Sampedro nasceu na Galícia,
em 1943, e vivia num vilarejo à
beira-mar. Aos 22, subiu a bordo
de um navio mercante e viajou
pelo mundo. As lembranças desse
giro o ajudariam a preencher a
mente de imagens depois que seu
corpo parasse de funcionar.
Em 1968, com 25 anos, pulou no
mar de uma pedra, bateu a cabeça
na areia e quebrou a sétima vértebra cervical, ficando paralisado
para sempre. "Sou uma cabeça viva em um corpo morto", passaria
a se definir a partir de então.
Por 30 anos, Sampedro lutou
pela eutanásia. Sua causa foi levada a tribunais na Espanha que a
rejeitaram porque, pelas leis do
país, a pessoa que o ajudasse seria
acusada de homicídio.
Em 1998, Sampedro planejou
escondido sua morte, com o auxílio de uma amiga que lhe deu cianureto. Para não incriminá-la, o
veneno foi colocado num copo
com um canudo ao lado dele. Numa ação que foi filmada, fez questão de mostrar que era ele, sozinho, quem trazia o canudo à boca.
Recentemente, a mão que o auxiliou foi identificada -e inocentada pela Justiça.

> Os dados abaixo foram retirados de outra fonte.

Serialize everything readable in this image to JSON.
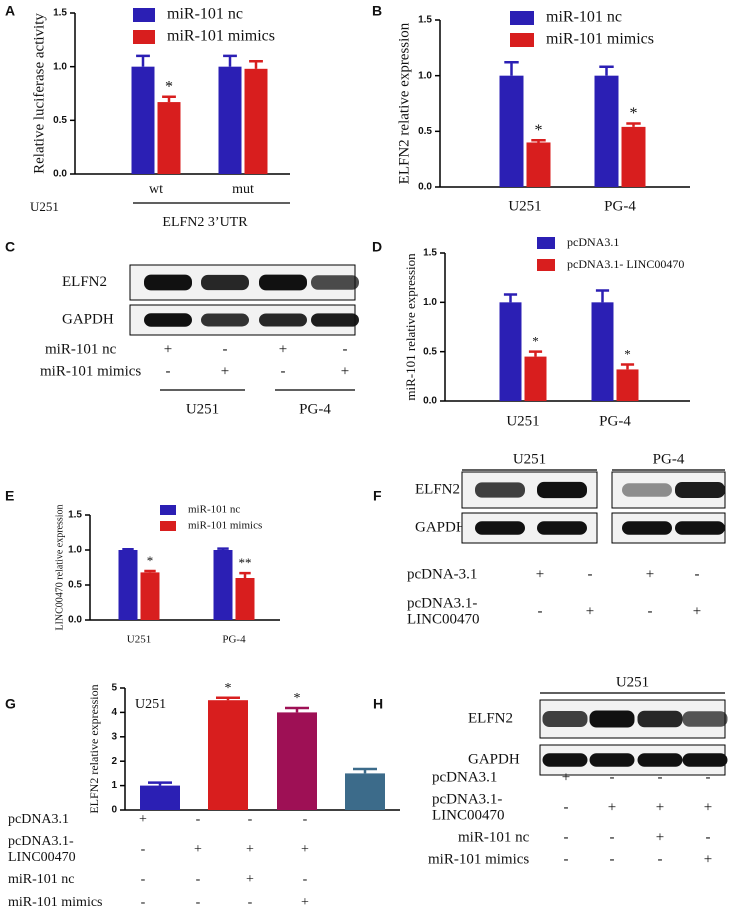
{
  "chart_data": [
    {
      "panel": "A",
      "type": "bar",
      "ylabel": "Relative luciferase activity",
      "categories": [
        "wt",
        "mut"
      ],
      "ylim": [
        0,
        1.5
      ],
      "yticks": [
        {
          "value": 0,
          "label": "0.0"
        },
        0.5,
        {
          "value": 1,
          "label": "1.0"
        },
        1.5
      ],
      "series": [
        {
          "name": "miR-101 nc",
          "color": "#2b1fb4",
          "values": [
            1.0,
            1.0
          ],
          "errors": [
            0.1,
            0.1
          ]
        },
        {
          "name": "miR-101 mimics",
          "color": "#d81e1e",
          "values": [
            0.67,
            0.98
          ],
          "errors": [
            0.05,
            0.07
          ],
          "annotations": [
            "*",
            null
          ]
        }
      ],
      "row_label": "U251",
      "group_label": "ELFN2  3’UTR"
    },
    {
      "panel": "B",
      "type": "bar",
      "ylabel": "ELFN2 relative expression",
      "categories": [
        "U251",
        "PG-4"
      ],
      "ylim": [
        0,
        1.5
      ],
      "yticks": [
        {
          "value": 0,
          "label": "0.0"
        },
        0.5,
        {
          "value": 1,
          "label": "1.0"
        },
        1.5
      ],
      "series": [
        {
          "name": "miR-101 nc",
          "color": "#2b1fb4",
          "values": [
            1.0,
            1.0
          ],
          "errors": [
            0.12,
            0.08
          ]
        },
        {
          "name": "miR-101 mimics",
          "color": "#d81e1e",
          "values": [
            0.4,
            0.54
          ],
          "errors": [
            0.02,
            0.03
          ],
          "annotations": [
            "*",
            "*"
          ]
        }
      ]
    },
    {
      "panel": "D",
      "type": "bar",
      "ylabel": "miR-101 relative expression",
      "categories": [
        "U251",
        "PG-4"
      ],
      "ylim": [
        0,
        1.5
      ],
      "yticks": [
        {
          "value": 0,
          "label": "0.0"
        },
        0.5,
        {
          "value": 1,
          "label": "1.0"
        },
        1.5
      ],
      "series": [
        {
          "name": "pcDNA3.1",
          "color": "#2b1fb4",
          "values": [
            1.0,
            1.0
          ],
          "errors": [
            0.08,
            0.12
          ]
        },
        {
          "name": "pcDNA3.1- LINC00470",
          "color": "#d81e1e",
          "values": [
            0.45,
            0.32
          ],
          "errors": [
            0.05,
            0.05
          ],
          "annotations": [
            "*",
            "*"
          ]
        }
      ]
    },
    {
      "panel": "E",
      "type": "bar",
      "ylabel": "LINC00470 relative expression",
      "categories": [
        "U251",
        "PG-4"
      ],
      "ylim": [
        0,
        1.5
      ],
      "yticks": [
        {
          "value": 0,
          "label": "0.0"
        },
        0.5,
        {
          "value": 1,
          "label": "1.0"
        },
        1.5
      ],
      "series": [
        {
          "name": "miR-101 nc",
          "color": "#2b1fb4",
          "values": [
            1.0,
            1.0
          ],
          "errors": [
            0.01,
            0.02
          ]
        },
        {
          "name": "miR-101 mimics",
          "color": "#d81e1e",
          "values": [
            0.68,
            0.6
          ],
          "errors": [
            0.02,
            0.07
          ],
          "annotations": [
            "*",
            "**"
          ]
        }
      ]
    },
    {
      "panel": "G",
      "type": "bar",
      "ylabel": "ELFN2 relative expression",
      "inset_label": "U251",
      "ylim": [
        0,
        5
      ],
      "yticks": [
        0,
        1,
        2,
        3,
        4,
        5
      ],
      "values": [
        1.0,
        4.5,
        4.0,
        1.5
      ],
      "errors": [
        0.12,
        0.1,
        0.18,
        0.18
      ],
      "colors": [
        "#2b1fb4",
        "#d81e1e",
        "#9e1055",
        "#3c6b8a"
      ],
      "annotations": [
        null,
        "*",
        "*",
        null
      ],
      "conditions": [
        {
          "label": [
            "pcDNA3.1"
          ],
          "signs": [
            "+",
            "-",
            "-",
            "-"
          ]
        },
        {
          "label": [
            "pcDNA3.1-",
            "LINC00470"
          ],
          "signs": [
            "-",
            "+",
            "+",
            "+"
          ]
        },
        {
          "label": [
            "miR-101 nc"
          ],
          "signs": [
            "-",
            "-",
            "+",
            "-"
          ]
        },
        {
          "label": [
            "miR-101 mimics"
          ],
          "signs": [
            "-",
            "-",
            "-",
            "+"
          ]
        }
      ]
    }
  ],
  "blots": [
    {
      "panel": "C",
      "bands": [
        "ELFN2",
        "GAPDH"
      ],
      "groups": [
        "U251",
        "PG-4"
      ],
      "conditions": [
        {
          "label": [
            "miR-101 nc"
          ],
          "signs": [
            "+",
            "-",
            "+",
            "-"
          ]
        },
        {
          "label": [
            "miR-101 mimics"
          ],
          "signs": [
            "-",
            "+",
            "-",
            "+"
          ]
        }
      ]
    },
    {
      "panel": "F",
      "bands": [
        "ELFN2",
        "GAPDH"
      ],
      "groups": [
        "U251",
        "PG-4"
      ],
      "conditions": [
        {
          "label": [
            "pcDNA-3.1"
          ],
          "signs": [
            "+",
            "-",
            "+",
            "-"
          ]
        },
        {
          "label": [
            "pcDNA3.1-",
            "LINC00470"
          ],
          "signs": [
            "-",
            "+",
            "-",
            "+"
          ]
        }
      ]
    },
    {
      "panel": "H",
      "bands": [
        "ELFN2",
        "GAPDH"
      ],
      "groups": [
        "U251"
      ],
      "conditions": [
        {
          "label": [
            "pcDNA3.1"
          ],
          "signs": [
            "+",
            "-",
            "-",
            "-"
          ]
        },
        {
          "label": [
            "pcDNA3.1-",
            "LINC00470"
          ],
          "signs": [
            "-",
            "+",
            "+",
            "+"
          ]
        },
        {
          "label": [
            "miR-101 nc"
          ],
          "signs": [
            "-",
            "-",
            "+",
            "-"
          ]
        },
        {
          "label": [
            "miR-101 mimics"
          ],
          "signs": [
            "-",
            "-",
            "-",
            "+"
          ]
        }
      ]
    }
  ]
}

Tratava-se de
Ramona Maneiro, mulher com
quem estabeleceu um vínculo forte após o acidente. Na versão de
sua história levada ao cinema por
Alejandro Amenábar, essa mulher é a personagem Rosa.

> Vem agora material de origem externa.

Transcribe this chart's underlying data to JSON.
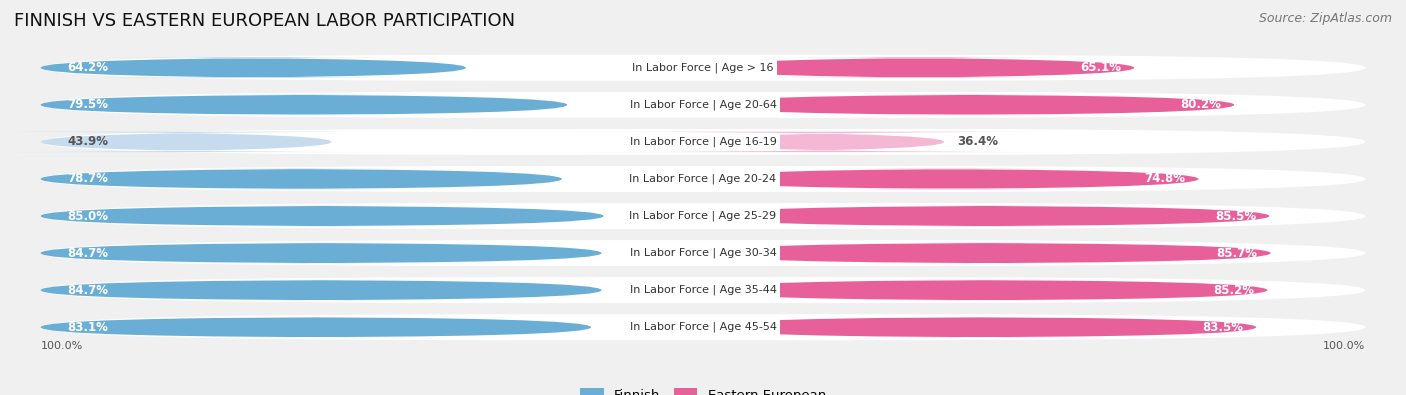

É de Amenábar, inclusive, o
prólogo desta edição. O cineasta
chileno-espanhol diz ter se baseado "filosoficamente" no livro para
fazer "Mar Adentro", com Javier
Bardem na pele do galego.
"Cartas do Inferno" traz missivas que Sampedro escreveu aos
que tentaram seduzi-lo a mudar
de idéia. Argumentava que, desde
o acidente, seu corpo buscava um
novo equilíbrio, que só existiria
quando ele morresse. Reforçava
que não estava desesperado e que
sua ponderação era racional.
Recebia cartas de mulheres e de
outros paralíticos. Com as mulheres, era galanteador, mas repudiava o que considerava um exercício de um instinto maternal egoísta. Com os deficientes, era duro:
"Toda pessoa mais equilibrada
psíquica e fisicamente tem mais
medo de ficar como o senhor e eu
do que de morrer".
No Brasil, não se acompanhou o
drama de Sampedro como no
mundo hispânico. Hábil em sua
campanha por meio das palavras
que escrevia com uma esferográfica entre os dentes, fez com que
sua luta ganhasse jornais e TVs na
forma de uma novela seguida por
multidões e que culminou com o
vídeo caseiro em que seus últimos
momentos ficaram registrados.
Se o filme de Amenábar retrata
um personagem irônico e doce,
conduzindo o público a torcer para que desistisse da morte, o livro
revela um Sampedro nada sentimental e muito seguro, que não se
intimidou diante de opiniões daqueles que, reconhecia, tinham
mais formação intelectual do que
ele, um homem pouco letrado.
Interessava-o que sua causa fosse conhecida e discutida. O fato de
seu livro virar notícia e receber resenhas em jornais pelo mundo é
sinal de que Ramón Sampedro
atingiu seu objetivo.
Quantas estrelas isso vale?
Cartas do Inferno
Autor: Ramón Sampedro
Tradução: Lea P. Zylberlicht
Editora: Planeta
Quanto: R$ 35 (278 págs.)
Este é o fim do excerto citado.